A workshop filled with severed body parts, machines covered in cobwebs and a bucket of blood hardly sounds inviting—unless it’s Halloween.
The Society of Manufacturing Engineers transformed its workshop into a three-day haunted maze they dubbed “Horror Shop” to fundraise for their club, as explained by SME Adviser Bryce Garter.
“The shop at night is kind of creepy,” Garter said. “We were brainstorming a fundraising opportunity, and it being Halloween season, the group kind of elected to convert the shop.”
Using machines for terrifying demonstrations and to create a pathway through the shop, materials to blackout the windows and well placed decorations, the SME used their skills and elbow grease to give Pierce some real scares.

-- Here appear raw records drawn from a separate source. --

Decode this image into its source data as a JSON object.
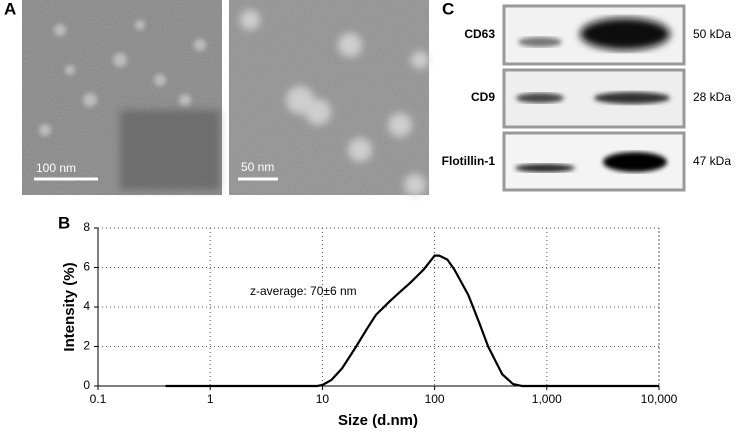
{
  "panel_a": {
    "label": "A",
    "scale_bars": [
      "100 nm",
      "50 nm"
    ]
  },
  "panel_c": {
    "label": "C",
    "blots": [
      {
        "protein": "CD63",
        "size": "50 kDa"
      },
      {
        "protein": "CD9",
        "size": "28 kDa"
      },
      {
        "protein": "Flotillin-1",
        "size": "47 kDa"
      }
    ]
  },
  "chart_data": {
    "type": "line",
    "panel_label": "B",
    "x_label": "Size (d.nm)",
    "y_label": "Intensity (%)",
    "annotation": "z-average: 70±6 nm",
    "x": [
      0.4,
      1,
      5,
      9,
      10,
      12,
      15,
      20,
      25,
      30,
      40,
      50,
      60,
      80,
      100,
      110,
      130,
      150,
      200,
      250,
      300,
      400,
      500,
      600,
      1000,
      5000,
      10000
    ],
    "values": [
      0,
      0,
      0,
      0,
      0.05,
      0.3,
      0.9,
      2.0,
      2.9,
      3.6,
      4.3,
      4.8,
      5.2,
      5.9,
      6.6,
      6.6,
      6.4,
      5.9,
      4.6,
      3.2,
      2.0,
      0.6,
      0.1,
      0,
      0,
      0,
      0
    ],
    "color": "#000000",
    "x_log": true,
    "xlim": [
      0.1,
      10000
    ],
    "xticks": [
      0.1,
      1,
      10,
      100,
      {
        "value": 1000,
        "label": "1,000"
      },
      {
        "value": 10000,
        "label": "10,000"
      }
    ],
    "ylim": [
      0,
      8
    ],
    "yticks": [
      0,
      2,
      4,
      6,
      8
    ],
    "grid": true
  }
}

Garter also explained that while the scares were real, so were the safety precautions necessary when dealing with a room full of dangerous machinery.
“Shop safety is number one,” Garter said. “We issue safety glasses and we will observe the rules of shop safety. Only trained personnel will be operating the machines and power for many of the machines will be cut at the main breaker so that the machine can’t be activated.”

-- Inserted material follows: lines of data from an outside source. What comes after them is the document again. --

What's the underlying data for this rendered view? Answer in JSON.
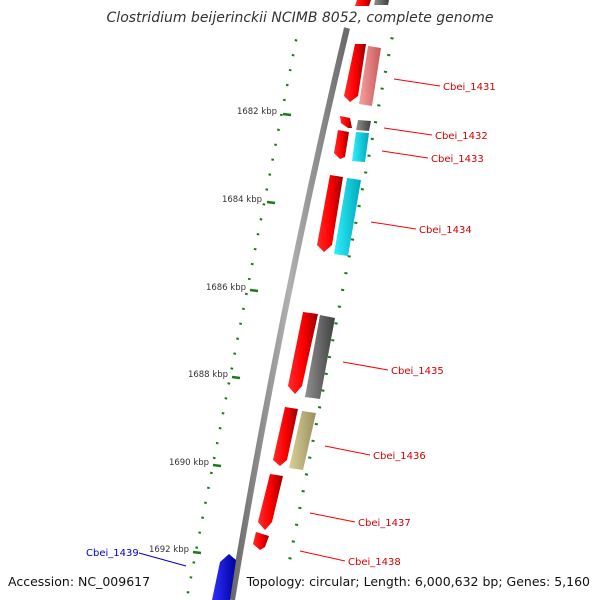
{
  "title": "Clostridium beijerinckii NCIMB 8052, complete genome",
  "footer": {
    "accession": "Accession: NC_009617",
    "info": "Topology: circular; Length: 6,000,632 bp; Genes: 5,160"
  },
  "ticks": [
    "1682 kbp",
    "1684 kbp",
    "1686 kbp",
    "1688 kbp",
    "1690 kbp",
    "1692 kbp"
  ],
  "gene_labels": [
    {
      "name": "Cbei_1431",
      "color": "#d40000"
    },
    {
      "name": "Cbei_1432",
      "color": "#d40000"
    },
    {
      "name": "Cbei_1433",
      "color": "#d40000"
    },
    {
      "name": "Cbei_1434",
      "color": "#d40000"
    },
    {
      "name": "Cbei_1435",
      "color": "#d40000"
    },
    {
      "name": "Cbei_1436",
      "color": "#d40000"
    },
    {
      "name": "Cbei_1437",
      "color": "#d40000"
    },
    {
      "name": "Cbei_1438",
      "color": "#d40000"
    },
    {
      "name": "Cbei_1439",
      "color": "#0000cc"
    }
  ],
  "colors": {
    "cds": "#ff0000",
    "cds_reverse": "#0000ff",
    "gc_skew": "#1a7a1a",
    "backbone": "#8a8a8a",
    "cog_pink": "#f08a8a",
    "cog_cyan": "#00e5ee",
    "cog_gray": "#707070",
    "cog_khaki": "#c8c080"
  }
}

Welding Club representative Travis Gonzales took time from his pursuit of a Welding Certificate to partake in the Horror Shop and encouraged others to experience it as well.
“It was extremely scary, blood everywhere, I would highly recommend it,” Gonzales said. “If you want to be scared out of your mind, check it out.”

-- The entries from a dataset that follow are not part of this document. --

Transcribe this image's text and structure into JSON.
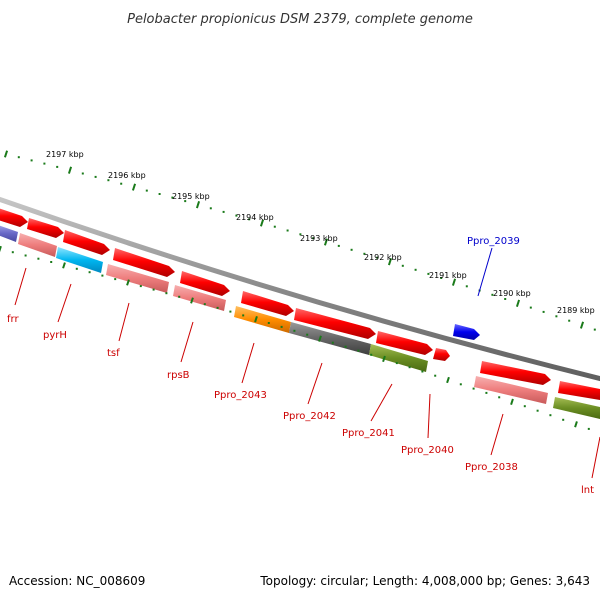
{
  "title": "Pelobacter propionicus DSM 2379, complete genome",
  "accession_text": "Accession: NC_008609",
  "summary_text": "Topology: circular; Length: 4,008,000 bp; Genes: 3,643",
  "colors": {
    "backbone": "#8a8a8a",
    "tick": "#1a7a1a",
    "label_red": "#cc0000",
    "label_blue": "#0000cc"
  },
  "scale_ticks": [
    {
      "label": "2197 kbp"
    },
    {
      "label": "2196 kbp"
    },
    {
      "label": "2195 kbp"
    },
    {
      "label": "2194 kbp"
    },
    {
      "label": "2193 kbp"
    },
    {
      "label": "2192 kbp"
    },
    {
      "label": "2191 kbp"
    },
    {
      "label": "2190 kbp"
    },
    {
      "label": "2189 kbp"
    }
  ],
  "gene_labels": [
    {
      "name": "frr",
      "color": "#cc0000"
    },
    {
      "name": "pyrH",
      "color": "#cc0000"
    },
    {
      "name": "tsf",
      "color": "#cc0000"
    },
    {
      "name": "rpsB",
      "color": "#cc0000"
    },
    {
      "name": "Ppro_2043",
      "color": "#cc0000"
    },
    {
      "name": "Ppro_2042",
      "color": "#cc0000"
    },
    {
      "name": "Ppro_2041",
      "color": "#cc0000"
    },
    {
      "name": "Ppro_2040",
      "color": "#cc0000"
    },
    {
      "name": "Ppro_2039",
      "color": "#0000cc"
    },
    {
      "name": "Ppro_2038",
      "color": "#cc0000"
    },
    {
      "name": "lnt",
      "color": "#cc0000"
    }
  ]
}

While he enjoyed the maze overall, there were a few things about the maze that stuck out to Gonzales.
“Rotating heads on a lathe machine, a guy doing some grinding that was pretty cool.” Gonzales said.
Even though he went into the shop with knowledge and intent of being scared, there were still some aspects that caught him off guard.
“I’ve actually taken a class in that room,” Gonzales said. “All of this stuff that they did and the whole experience was really good and the way they transformed the [room] was very impressive.
Club President and Genetic Engineering major Jeffrey Lerner explained that when the club is not trying to scare the student population, they are busy at work using their talents to bring ideas to life.
“We’re making a case for Raspberry Pi,” Lerner said. “We need to make several prototypes as well as back up money and are hoping to raise $600-$900.”
Despite the name, the case is not for a delicious dessert, the Raspberry Pi is a computer chip, and as such the case will provide more than just protection.
“It will cool down the motherboard so that it can be overclocked a higher project processing ability,” Lerner said. “We are also going to make it waterproof. These capabilities will allow it to be in robots in turn, expanding their abilities.”
While this is their first hosting the event, the SME club hopes it to be a continuing event that they can do every year and start building traction.